Reese Witherspoon, who has that naturally wholesome looking face, shows us another side with her somewhat jaded, been-around-the-block Marlena.

The Most Wholesome award here goes to Pattinson, convincing enough as the fresh-faced good guy who tries to do the right thing in some emotionally charged situations.

While Water For Elephants is set in the thirties, I think you should know that circus animals are cruelly mistreated even today, and if you're a fan of the circus, I hope you will THINK about the price these wild animals pay--not the least of which is the loss of their freedom and dignity--just for the sake of providing circus entrepreneurs a living, and to give you a couple of hours of diversionary entertainment. If you think I'm exaggerating, I can direct you to plenty of web sites that contain actual photos and explanations of what goes on. I also encourage you to support some of the cruelty-free circuses, which feature human acts only--an increasing trend as awareness of the sad truth about animal-act circuses continues to grow.

Grade: A -

Sunday, May 1, 2011

127 HOURS--2010

Rated: R

Stars: James Franco, Clemence Poesy, Kate Mara, Amber Tamblyn
Director: Danny Boyle
Genre: Drama/Biographical Adventure

The trouble with loners is that when they get into trouble, they are usually alone. That's what led to Aron Ralston's bizarre, real life struggle for survival out in the wilds of Utah's Bluejohn Canyon. Dude falls into a deep crevasse...this big-ass boulder tumbles down and pins his arm...can't get it loose...out of food and water after five days stuck like that...he is faced with a literal do or die decision. Everyone knows the story.

The challenge for director Danny Boyle was how to make a compelling, standard length (about an hour and a half) feature film out of this situation. Even before I saw 127 Hours, I knew that he would succeed because, hey--he's DANNY BOYLE! (Slumdog Millionaire, Trainspotting.)

Boyle uses flashbacks interspersed with the present-time mind f*ck Ralston's ordeal is putting him through--from the initial incredulity at his predicament, to the physical struggle to free himself, (whole) to going a little cuckoo and performing for an imaginary audience while his video camera records it as his possible farewell to the world, his family, and anyone who should stumble across his carcass. Meanwhile, we sit there wondering if WE would have the stones--or the stomach--to cut through the natural revulsion we would feel and do what he ultimately did in a last-ditch effort to save himself. The realization that everything that occurred previously in his life had been leading him to this one self-defining moment, was for me the most powerful element of 127 Hours.
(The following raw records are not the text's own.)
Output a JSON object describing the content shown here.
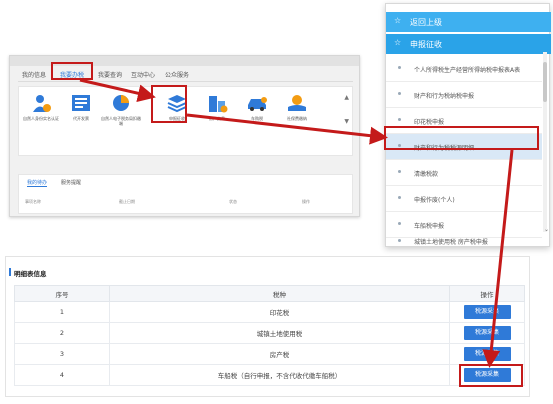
{
  "portal": {
    "tabs": [
      "我的信息",
      "我要办税",
      "我要查询",
      "互动中心",
      "公众服务"
    ],
    "active_tab": 1,
    "services": [
      {
        "label": "自然人身份实名认证",
        "icon": "person-icon",
        "color": "#2f7ad8"
      },
      {
        "label": "代开发票",
        "icon": "invoice-icon",
        "color": "#2f7ad8"
      },
      {
        "label": "自然人电子税务局扣缴端",
        "icon": "tax-client-icon",
        "color": "#f39c12"
      },
      {
        "label": "申报征收",
        "icon": "stack-icon",
        "color": "#2f7ad8"
      },
      {
        "label": "房产交易",
        "icon": "building-icon",
        "color": "#2f7ad8"
      },
      {
        "label": "车购税",
        "icon": "car-icon",
        "color": "#2f7ad8"
      },
      {
        "label": "社保费缴纳",
        "icon": "hand-icon",
        "color": "#f39c12"
      }
    ],
    "lower_tabs": [
      "我的待办",
      "服务提醒"
    ],
    "lower_columns": [
      "事项名称",
      "截止日期",
      "状态",
      "操作"
    ]
  },
  "menu": {
    "back_label": "返回上级",
    "section_label": "申报征收",
    "items": [
      "个人所得税生产经营所得纳税申报表A表",
      "财产和行为税纳税申报",
      "印花税申报",
      "财产和行为税税源明细",
      "清缴税款",
      "申报作废(个人)",
      "车船税申报",
      "城镇土地使用税 房产税申报"
    ],
    "active_index": 3
  },
  "detail": {
    "title": "明细表信息",
    "columns": [
      "序号",
      "税种",
      "操作"
    ],
    "rows": [
      {
        "no": "1",
        "tax": "印花税",
        "action": "税源采集"
      },
      {
        "no": "2",
        "tax": "城镇土地使用税",
        "action": "税源采集"
      },
      {
        "no": "3",
        "tax": "房产税",
        "action": "税源采集"
      },
      {
        "no": "4",
        "tax": "车船税（自行申报，不含代收代缴车船税）",
        "action": "税源采集"
      }
    ]
  },
  "colors": {
    "accent": "#2f7ad8",
    "menu_header": "#3eb0f0",
    "highlight": "#c41a1a"
  }
}
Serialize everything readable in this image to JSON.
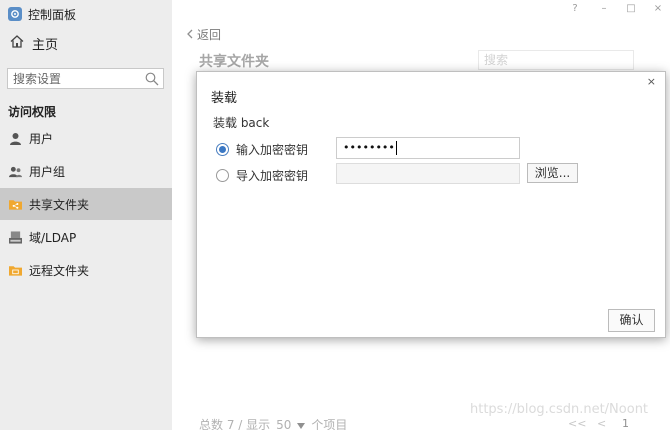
{
  "app": {
    "title": "控制面板"
  },
  "window_controls": {
    "help": "?",
    "minimize": "–",
    "maximize": "□",
    "close": "×"
  },
  "sidebar": {
    "home_label": "主页",
    "search_placeholder": "搜索设置",
    "section_title": "访问权限",
    "items": [
      {
        "label": "用户",
        "icon": "user-icon",
        "active": false
      },
      {
        "label": "用户组",
        "icon": "user-group-icon",
        "active": false
      },
      {
        "label": "共享文件夹",
        "icon": "shared-folder-icon",
        "active": true
      },
      {
        "label": "域/LDAP",
        "icon": "ldap-icon",
        "active": false
      },
      {
        "label": "远程文件夹",
        "icon": "remote-folder-icon",
        "active": false
      }
    ]
  },
  "main": {
    "back_label": "返回",
    "page_title": "共享文件夹",
    "search_placeholder": "搜索",
    "footer": {
      "total": "总数 7 / 显示",
      "per_page": "50",
      "unit": "个项目"
    },
    "pager": {
      "first": "<<",
      "prev": "<",
      "page": "1"
    }
  },
  "dialog": {
    "close": "×",
    "title": "装载",
    "subtitle": "装载 back",
    "option_enter_key": "输入加密密钥",
    "option_import_key": "导入加密密钥",
    "password_mask": "••••••••",
    "browse_label": "浏览...",
    "ok_label": "确认"
  },
  "watermark": "https://blog.csdn.net/Noont",
  "colors": {
    "accent": "#3b78c4",
    "active_item": "#c9c9c9",
    "sidebar_bg": "#ededed"
  }
}
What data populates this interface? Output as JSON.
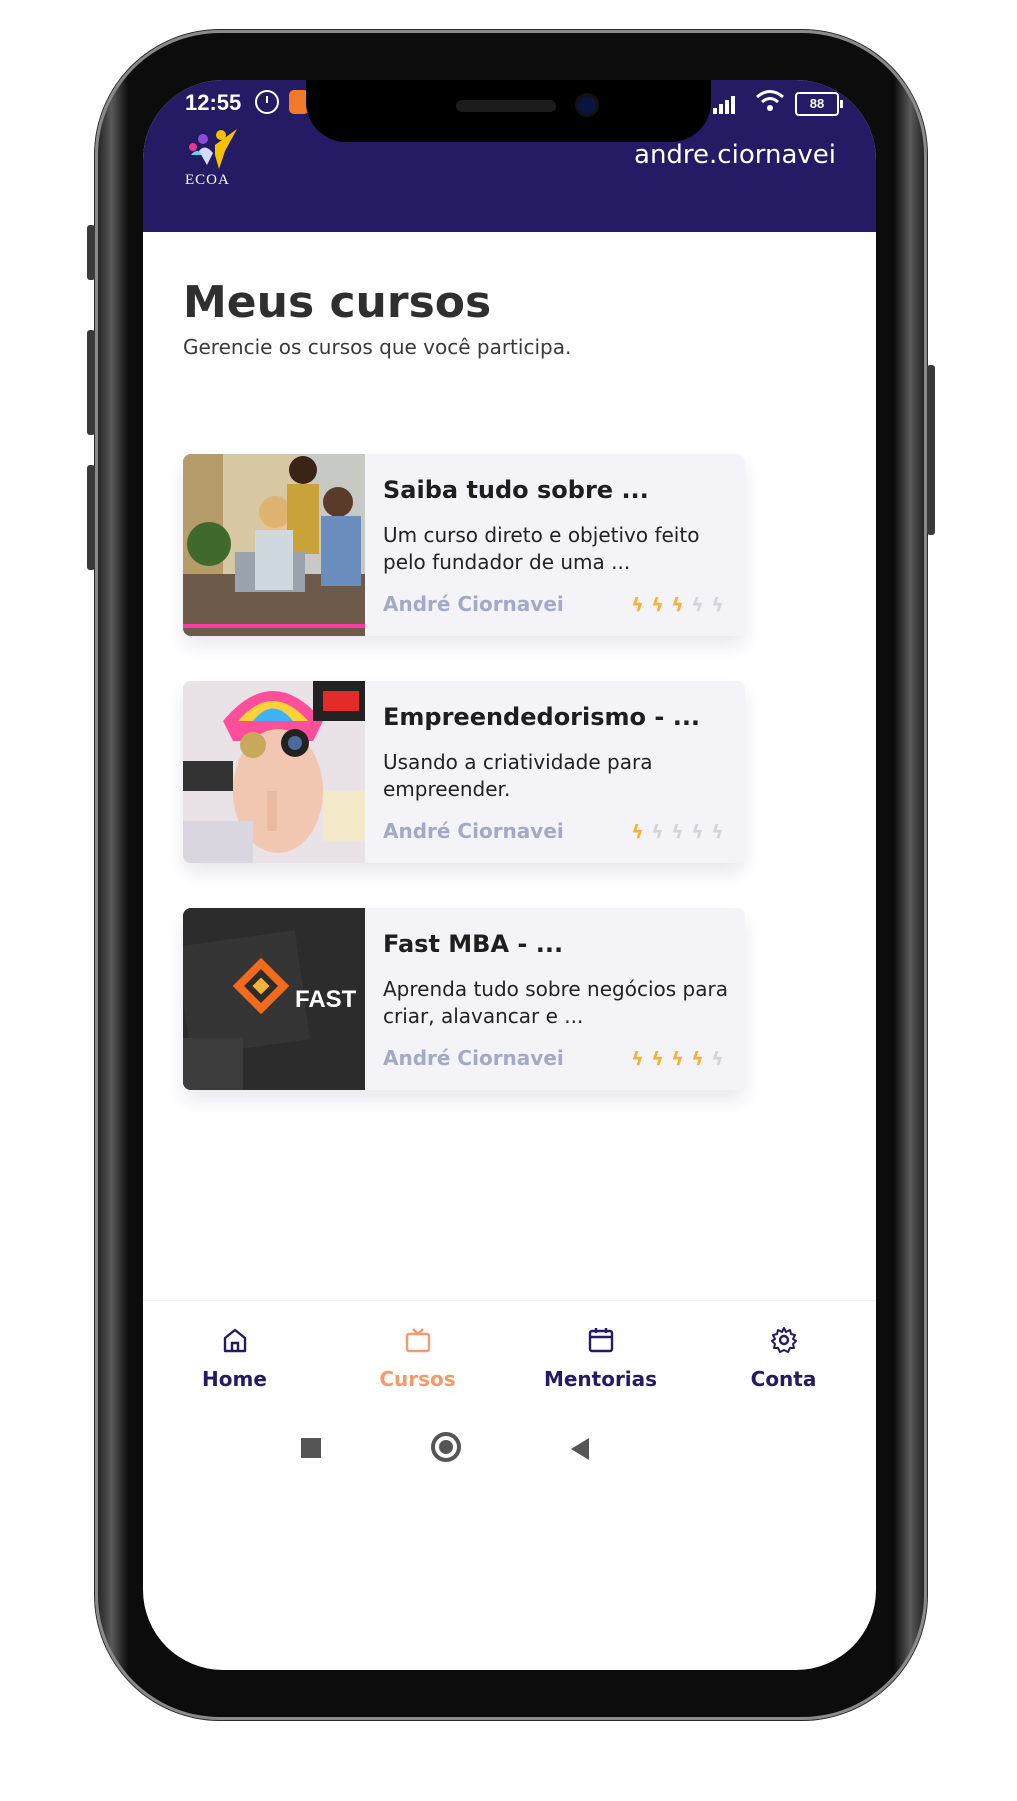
{
  "status_bar": {
    "time": "12:55",
    "battery": "88"
  },
  "header": {
    "logo_text": "ECOA",
    "username": "andre.ciornavei"
  },
  "page": {
    "title": "Meus cursos",
    "subtitle": "Gerencie os cursos que você participa."
  },
  "courses": [
    {
      "title": "Saiba tudo sobre ...",
      "description": "Um curso direto e objetivo feito pelo fundador de uma ...",
      "author": "André Ciornavei",
      "rating": 3,
      "rating_max": 5
    },
    {
      "title": "Empreendedorismo - ...",
      "description": "Usando a criatividade para empreender.",
      "author": "André Ciornavei",
      "rating": 1,
      "rating_max": 5
    },
    {
      "title": "Fast MBA - ...",
      "description": "Aprenda tudo sobre negócios para criar, alavancar e ...",
      "author": "André Ciornavei",
      "rating": 4,
      "rating_max": 5,
      "thumb_text": "FAST"
    }
  ],
  "bottom_nav": [
    {
      "label": "Home",
      "icon": "home-icon",
      "active": false
    },
    {
      "label": "Cursos",
      "icon": "tv-icon",
      "active": true
    },
    {
      "label": "Mentorias",
      "icon": "calendar-icon",
      "active": false
    },
    {
      "label": "Conta",
      "icon": "gear-icon",
      "active": false
    }
  ],
  "colors": {
    "header_bg": "#251b64",
    "nav_active": "#f59a6a",
    "nav_inactive": "#251b64",
    "rating_on": "#f5b237",
    "rating_off": "#d3d3de",
    "author": "#a3aac6"
  }
}
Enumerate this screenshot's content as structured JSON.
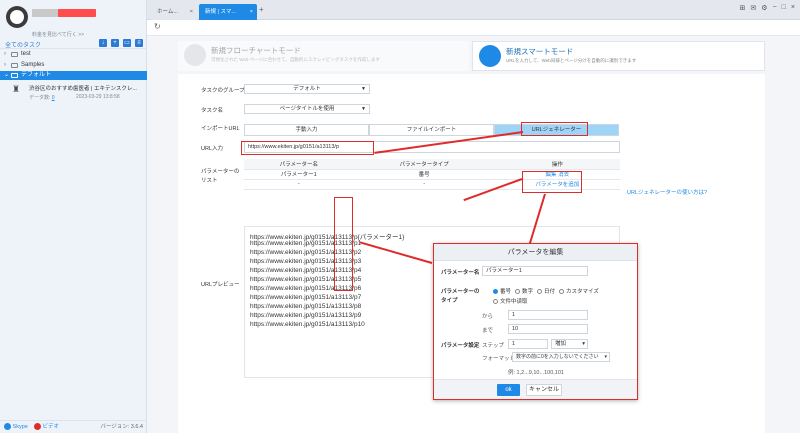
{
  "sidebar": {
    "upgrade_text": "料金を見比べて行く >>",
    "header_title": "全てのタスク",
    "tree": [
      {
        "label": "test",
        "chevron": "›"
      },
      {
        "label": "Samples",
        "chevron": "›"
      },
      {
        "label": "デフォルト",
        "chevron": "⌄"
      }
    ],
    "task": {
      "title": "渋谷区のおすすめ歯医者 | エキテンスクレ...",
      "data_label": "データ数:",
      "data_count": "0",
      "date": "2023-03-29 13:8:58"
    },
    "footer": {
      "skype": "Skype",
      "video": "ビデオ",
      "version": "バージョン: 3.6.4"
    }
  },
  "tabs": [
    {
      "label": "ホーム..."
    },
    {
      "label": "新規 | スマ..."
    }
  ],
  "modes": {
    "flowchart": {
      "title": "新規フローチャートモード",
      "desc": "可視化された Web ページに合わせて、自動的にスクレイピングタスクを作成します"
    },
    "smart": {
      "title": "新規スマートモード",
      "desc": "URLを入力して、Web同様とページ分けを自動的に識別できます"
    }
  },
  "form": {
    "group_label": "タスクのグループ",
    "group_value": "デフォルト",
    "name_label": "タスク名",
    "name_value": "ページタイトルを使用",
    "import_label": "インポートURL",
    "import_tabs": [
      "手動入力",
      "ファイルインポート",
      "URLジェネレーター"
    ],
    "url_label": "URL入力",
    "url_value": "https://www.ekiten.jp/g0151/a13113/p",
    "param_label": "パラメーターのリスト",
    "table_headers": [
      "パラメーター名",
      "パラメータータイプ",
      "操作"
    ],
    "table_row": {
      "name": "パラメーター1",
      "type": "番号",
      "edit": "編集",
      "delete": "消去"
    },
    "table_row2": {
      "name": "-",
      "type": "-",
      "add": "パラメータを追加"
    },
    "help_link": "URLジェネレーターの使い方は?",
    "preview_label": "URLプレビュー",
    "preview_lines": [
      "https://www.ekiten.jp/g0151/a13113/p{パラメーター1}",
      "https://www.ekiten.jp/g0151/a13113/p1",
      "https://www.ekiten.jp/g0151/a13113/p2",
      "https://www.ekiten.jp/g0151/a13113/p3",
      "https://www.ekiten.jp/g0151/a13113/p4",
      "https://www.ekiten.jp/g0151/a13113/p5",
      "https://www.ekiten.jp/g0151/a13113/p6",
      "https://www.ekiten.jp/g0151/a13113/p7",
      "https://www.ekiten.jp/g0151/a13113/p8",
      "https://www.ekiten.jp/g0151/a13113/p9",
      "https://www.ekiten.jp/g0151/a13113/p10"
    ]
  },
  "dialog": {
    "title": "パラメータを編集",
    "name_label": "パラメーター名",
    "name_value": "パラメーター1",
    "type_label": "パラメーターのタイプ",
    "types": [
      "番号",
      "数字",
      "日付",
      "カスタマイズ",
      "文件中读取"
    ],
    "setting_label": "パラメータ設定",
    "from_label": "から",
    "from_value": "1",
    "to_label": "まで",
    "to_value": "10",
    "step_label": "ステップ",
    "step_value": "1",
    "step_mode": "増加",
    "format_label": "フォーマット",
    "format_value": "数字の前に0を入力しないでください",
    "example": "例: 1,2...9,10...100,101",
    "ok": "ok",
    "cancel": "キャンセル"
  },
  "colors": {
    "accent": "#1f8ae6",
    "annotation": "#e02b2b"
  }
}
The survival instinct must never be underestimated.

James Franco received an academy award nomination for his portrayal of Ralston--a gung-ho guy with too much confidence in himself for his own good--and he deserved it. DAMN-- this kid is a good actor !!!

Indian film composer A. R. Rahman, with two Academy Awards in his pocket from Slumdog Millionaire, again teams up with Danny Boyle--and it's as if Boyle told him: SURPRISE ME ! Given the subject matter, the surprises-- which include a song by Dido--hit with an OOH and an AHH, and brought a smile to my face at how compellingly apropos they were after all.

The gruesome part of 127 Hours is minimal, though you still might want to look away at certain moments, depending on how much of that jumbo size popcorn you've already gobbled. Be thoughtful of those around you and don't bring that up again.